This first week of the Easter break has been intriguing.
The final week of term and the seemingly incessant stream of I don't know what that streams from the Union's annual conferences in its crude form and in the, ahem, refined, sensationalist manner that is typified by the popular - and, indeed, unpopular - press has irked.
The irking is largely, apparently, of my own doing.
At least it is if the press are to be believed.
Teachers have featured quite heavily in various articles launching themselves off the back of, in particular, the NUT Annual Conference, with which I have little* (* read "nothing") to do.
I was, until relatively recently, a member of said union but their rhetoric has been standing more and more at odds with my own beliefs and so it is I moved elsewhere. And yet still I am, in the popular conscience, tarred with the same brush as my more militant peers. People - by which I mean the general public, they whose taxes pay our salaries - will see the word "teacher" and think that that means all of us.
I don't know how many delegates there are at the NUT and NASUWT conferences but whatever they're saying or voting on isn't what I think and I don't think it's what a lot of my colleagues think either.
I think many of the headline's are daft - and probably apocryphal - and the hot air could be better used winning parents over to our side, as outlined by Peter Wilby here.
If parents were to march on Gove Towers demanding that he stop assessing their toddlers and children and just let them be just that then he might listen.
Our duty as teachers is to educate and not just the children in our classes but their parents and carers; teach them, tell them about where our concerns really lie.
I think that the draft National Curriculum is over-stuffed with boredom. I think that the creativity and enjoyment of learning is being squeezed out by perpetual assessment and unreasonable expectations. I think that parents are as guilty as government in their excess of said expectations: Level 4 in English and Maths is no longer good enough; we want some to be achieving level 6. I think there is a lot that we can learn from other countries but I think the mantra of "learn less better" should hold.
I also happen to think that we're paid a perfectly reasonable salary. I didn't enter the profession for the pension nor for the holidays. I didn't enter it through some misguided desire to change the world. I became a teacher because I wanted to teach. I've done numerous things before this and it is, without doubt, the most absorbing and engaging thing I've ever done. Sure it has its frustrations but what doesn't. I'm sure we'd all love to neither mark nor assess nor do the 101 other things that we do because we care. Juggling the roles of teacher, phase leader, PE Co-ordinator, Teacher Governor, husband, colleague, friend, sibling, son, etc was never going to be easy but, guess what, I knew that, yet still I manage.

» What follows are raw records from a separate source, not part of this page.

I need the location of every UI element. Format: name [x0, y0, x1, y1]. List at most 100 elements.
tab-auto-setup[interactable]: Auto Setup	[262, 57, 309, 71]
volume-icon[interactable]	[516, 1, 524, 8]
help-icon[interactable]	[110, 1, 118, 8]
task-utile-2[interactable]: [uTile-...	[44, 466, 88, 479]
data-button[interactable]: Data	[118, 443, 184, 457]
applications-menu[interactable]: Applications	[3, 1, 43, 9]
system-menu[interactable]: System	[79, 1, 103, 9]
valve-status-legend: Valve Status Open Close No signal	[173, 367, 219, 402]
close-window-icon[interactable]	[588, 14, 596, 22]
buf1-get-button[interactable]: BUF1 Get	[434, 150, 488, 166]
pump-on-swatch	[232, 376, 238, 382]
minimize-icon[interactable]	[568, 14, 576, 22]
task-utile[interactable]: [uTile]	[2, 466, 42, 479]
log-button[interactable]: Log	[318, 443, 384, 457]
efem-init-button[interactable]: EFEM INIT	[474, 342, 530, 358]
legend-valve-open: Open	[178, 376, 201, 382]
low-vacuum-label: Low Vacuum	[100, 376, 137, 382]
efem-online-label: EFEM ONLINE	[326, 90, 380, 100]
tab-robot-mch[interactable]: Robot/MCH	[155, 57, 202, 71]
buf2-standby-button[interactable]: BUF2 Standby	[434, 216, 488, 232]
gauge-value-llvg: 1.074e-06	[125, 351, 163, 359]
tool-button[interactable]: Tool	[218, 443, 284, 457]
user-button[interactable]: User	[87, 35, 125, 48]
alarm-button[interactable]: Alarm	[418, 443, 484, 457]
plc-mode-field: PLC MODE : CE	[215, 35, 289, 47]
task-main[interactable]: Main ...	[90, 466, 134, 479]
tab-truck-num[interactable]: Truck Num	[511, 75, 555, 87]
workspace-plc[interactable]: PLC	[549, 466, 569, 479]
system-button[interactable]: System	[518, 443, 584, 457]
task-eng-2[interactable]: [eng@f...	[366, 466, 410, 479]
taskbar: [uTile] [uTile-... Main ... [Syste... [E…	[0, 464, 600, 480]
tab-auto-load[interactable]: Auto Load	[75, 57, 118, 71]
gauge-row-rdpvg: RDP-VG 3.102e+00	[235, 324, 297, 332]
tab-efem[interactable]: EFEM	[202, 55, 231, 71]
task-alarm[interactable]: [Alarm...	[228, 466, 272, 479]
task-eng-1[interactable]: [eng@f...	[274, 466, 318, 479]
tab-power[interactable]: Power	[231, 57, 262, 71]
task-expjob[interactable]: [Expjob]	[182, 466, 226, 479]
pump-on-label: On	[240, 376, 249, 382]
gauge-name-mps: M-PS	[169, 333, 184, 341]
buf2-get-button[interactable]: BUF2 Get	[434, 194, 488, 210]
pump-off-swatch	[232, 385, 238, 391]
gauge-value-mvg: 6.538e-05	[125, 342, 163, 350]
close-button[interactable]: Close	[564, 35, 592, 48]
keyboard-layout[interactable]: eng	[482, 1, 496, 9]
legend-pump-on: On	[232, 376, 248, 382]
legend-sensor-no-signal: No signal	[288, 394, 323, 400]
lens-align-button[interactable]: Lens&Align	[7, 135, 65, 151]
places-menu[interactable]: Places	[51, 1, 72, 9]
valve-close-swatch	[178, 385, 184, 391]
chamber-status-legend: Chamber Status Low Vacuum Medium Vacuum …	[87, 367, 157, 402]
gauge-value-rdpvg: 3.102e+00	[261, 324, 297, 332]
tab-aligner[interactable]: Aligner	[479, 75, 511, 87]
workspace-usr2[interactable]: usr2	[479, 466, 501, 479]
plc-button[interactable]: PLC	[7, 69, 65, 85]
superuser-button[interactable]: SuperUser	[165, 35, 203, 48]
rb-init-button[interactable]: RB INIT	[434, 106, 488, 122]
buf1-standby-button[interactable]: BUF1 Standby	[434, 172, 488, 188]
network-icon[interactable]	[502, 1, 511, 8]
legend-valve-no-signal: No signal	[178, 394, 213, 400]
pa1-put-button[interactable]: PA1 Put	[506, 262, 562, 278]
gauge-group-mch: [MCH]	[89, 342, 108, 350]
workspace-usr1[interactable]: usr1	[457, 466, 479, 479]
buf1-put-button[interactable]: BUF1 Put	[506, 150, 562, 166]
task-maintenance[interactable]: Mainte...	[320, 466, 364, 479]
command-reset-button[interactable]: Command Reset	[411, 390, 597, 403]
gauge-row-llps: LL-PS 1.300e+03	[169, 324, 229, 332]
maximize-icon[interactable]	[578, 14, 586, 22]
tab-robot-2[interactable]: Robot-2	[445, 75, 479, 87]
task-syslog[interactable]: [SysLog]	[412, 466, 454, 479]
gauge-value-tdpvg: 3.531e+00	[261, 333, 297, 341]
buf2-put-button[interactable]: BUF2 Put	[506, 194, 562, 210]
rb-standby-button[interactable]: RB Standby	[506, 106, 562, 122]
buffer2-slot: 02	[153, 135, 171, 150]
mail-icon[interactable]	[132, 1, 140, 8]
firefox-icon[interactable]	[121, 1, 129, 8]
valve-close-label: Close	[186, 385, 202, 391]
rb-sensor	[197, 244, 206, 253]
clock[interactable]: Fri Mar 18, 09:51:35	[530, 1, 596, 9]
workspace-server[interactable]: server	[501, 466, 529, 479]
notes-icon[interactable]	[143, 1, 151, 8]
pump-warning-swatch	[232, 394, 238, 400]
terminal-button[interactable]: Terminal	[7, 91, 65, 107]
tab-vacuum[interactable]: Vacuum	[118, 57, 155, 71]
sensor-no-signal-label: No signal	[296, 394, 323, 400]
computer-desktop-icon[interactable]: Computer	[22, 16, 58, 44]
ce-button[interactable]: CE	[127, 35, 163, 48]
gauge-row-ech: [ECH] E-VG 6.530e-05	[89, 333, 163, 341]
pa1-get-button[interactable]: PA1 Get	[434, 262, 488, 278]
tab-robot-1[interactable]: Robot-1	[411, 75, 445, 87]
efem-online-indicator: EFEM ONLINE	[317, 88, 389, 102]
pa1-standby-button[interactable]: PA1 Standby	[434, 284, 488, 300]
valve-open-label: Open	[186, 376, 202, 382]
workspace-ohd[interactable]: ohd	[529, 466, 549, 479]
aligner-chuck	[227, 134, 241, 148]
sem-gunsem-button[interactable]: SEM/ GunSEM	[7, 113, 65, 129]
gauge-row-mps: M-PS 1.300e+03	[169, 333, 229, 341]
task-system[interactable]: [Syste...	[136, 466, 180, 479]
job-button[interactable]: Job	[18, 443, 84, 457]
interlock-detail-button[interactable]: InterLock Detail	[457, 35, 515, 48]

I don't think I'm alone in this and I think parents have a right to understand if and why we grumble. Pension based grumblings hold little water in a community where work is casual and pensions generally non-existent. Grumbling about marking, planning, assessing and the umpteen other things that we as teachers are contracted to do ... erm, it's part of what we do. Grumbling about a curriculum that steals children's childhoods and defines a child as failing when they're 4 years old, that's worth a grumble I'd have thought.
You may well be asking yourself, "Why the peculiar title?" Well, as I was gathering my thoughts I toyed with tweaking Kipling's classic but upon reminding myself of its words I realised that I didn't need to; everything I wanted to say, he's already said.